I am mentally going back in time to 4:00 today when I thought that yes in deed I can do it all and I can do it without stress. That was all before tonight's 30 minute long and very frustrating attempt at trying to access Caroline's online Spanish textbook. How can something that is supposed to be easy, be so frustrating?
We have had a few hiccups in this settling into fall, but things seem to be settling down. Caroline had a difficult time getting the hang of high school. Tonight was the first time that I got to hear her normally dry commentary on school life. Up until now, it has been mostly tears and worry. Her boyfriend of almost 11 months texted her (AT 10:00 WHEN WE WERE GETTING READY FOR BED) on Monday to break up with her. She has handled this so much better than I would have at her age. We have raised a seriously strong kid. It never ceases to surprise me how my daughters' struggles bring up my own dirty laundry and sad memories of bygone times. Her first break up reminded me of mine. It really is a funny story in the lines of "this could only happen to me."
I was on the phone with him and he got called to the front door. He set down the phone and when he stepped away, his mother took the opportunity to get on the phone and tell me that he wanted to break up, but didn't know how to tell me. I started crying and my mother walked in the room to hear me gulp out "Mrs. _________, I think that I need to get off the phone." My mother dropped what she was carrying and used her skills as a high school hurdler to leap over the coach in one bound while shouting "Mrs. ______? Give me that goddamn phone!" I hung up the phone before my mother could claw through the line to this woman. At the time, it felt like my world would end. Now this is what I remember: my step-father sitting up with me most of the night rubbing my back, his wise declaration that this would end up being a very small memory across my entire life, my very best friend (who is now an awesome dad to his own teen daughter) taking me to see Who Framed Roger Rabbit? that weekend, and always the amazing demonstration of maternal love and strength that my mother showed. Once she was done being so angry, she cried as hard as me.
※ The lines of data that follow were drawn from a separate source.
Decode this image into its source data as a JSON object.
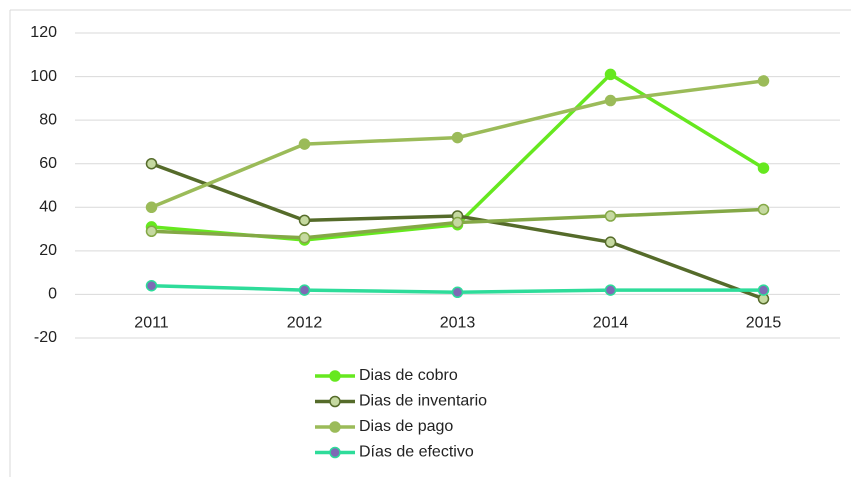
{
  "chart_data": {
    "type": "line",
    "categories": [
      "2011",
      "2012",
      "2013",
      "2014",
      "2015"
    ],
    "series": [
      {
        "name": "Dias de cobro",
        "color": "#66e81f",
        "marker": "#66e81f",
        "values": [
          31,
          25,
          32,
          101,
          58
        ]
      },
      {
        "name": "Dias de inventario",
        "color": "#556b2a",
        "marker": "#c5d9a0",
        "values": [
          60,
          34,
          36,
          24,
          -2
        ]
      },
      {
        "name": "Dias de pago",
        "color": "#9bbb59",
        "marker": "#9bbb59",
        "values": [
          40,
          69,
          72,
          89,
          98
        ]
      },
      {
        "name": "Días de efectivo",
        "color": "#2edc9a",
        "marker": "#7e6ab5",
        "values": [
          4,
          2,
          1,
          2,
          2
        ]
      },
      {
        "color": "#84a846",
        "marker": "#c5d9a0",
        "values": [
          29,
          26,
          33,
          36,
          39
        ]
      }
    ],
    "ylim": [
      -20,
      120
    ],
    "yticks": [
      -20,
      0,
      20,
      40,
      60,
      80,
      100,
      120
    ],
    "grid": true,
    "legend": "bottom"
  }
}
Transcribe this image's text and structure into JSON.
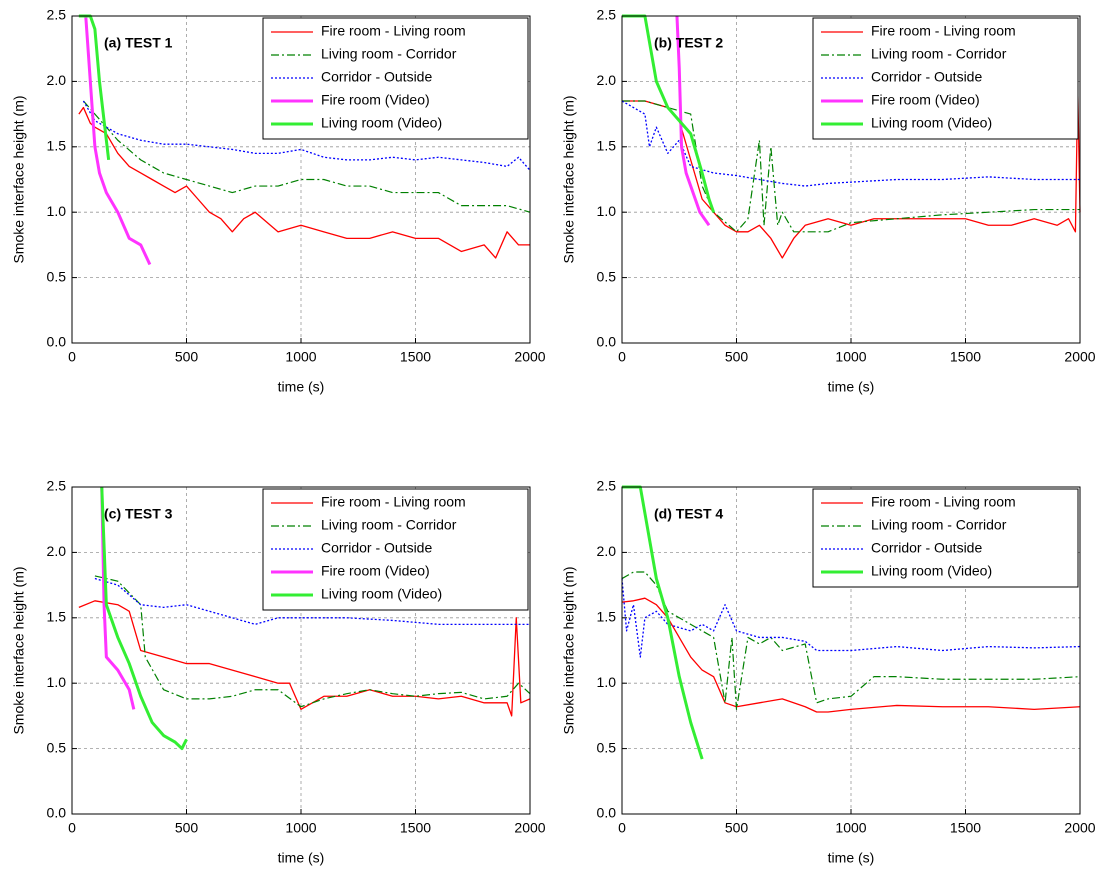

Not because she liked this boy, but because someone had caused her child pain.
This week, I didn't leap over any couches or cry. I did use some inappropriate words to describe this boy's manhood. I also curled up in my bed with my baby (who is taller than me) and her dog to tell her my story and watch her smile just a little. Even when she is a 40 year old grown up woman and I am a tired 67, I will still be willing to leap couches and embarrass myself all to help mend her heart and make her smile. I don't think that I will ever reach the point where I feel like I have given either of them enough. I would give them every ounce of myself if I could.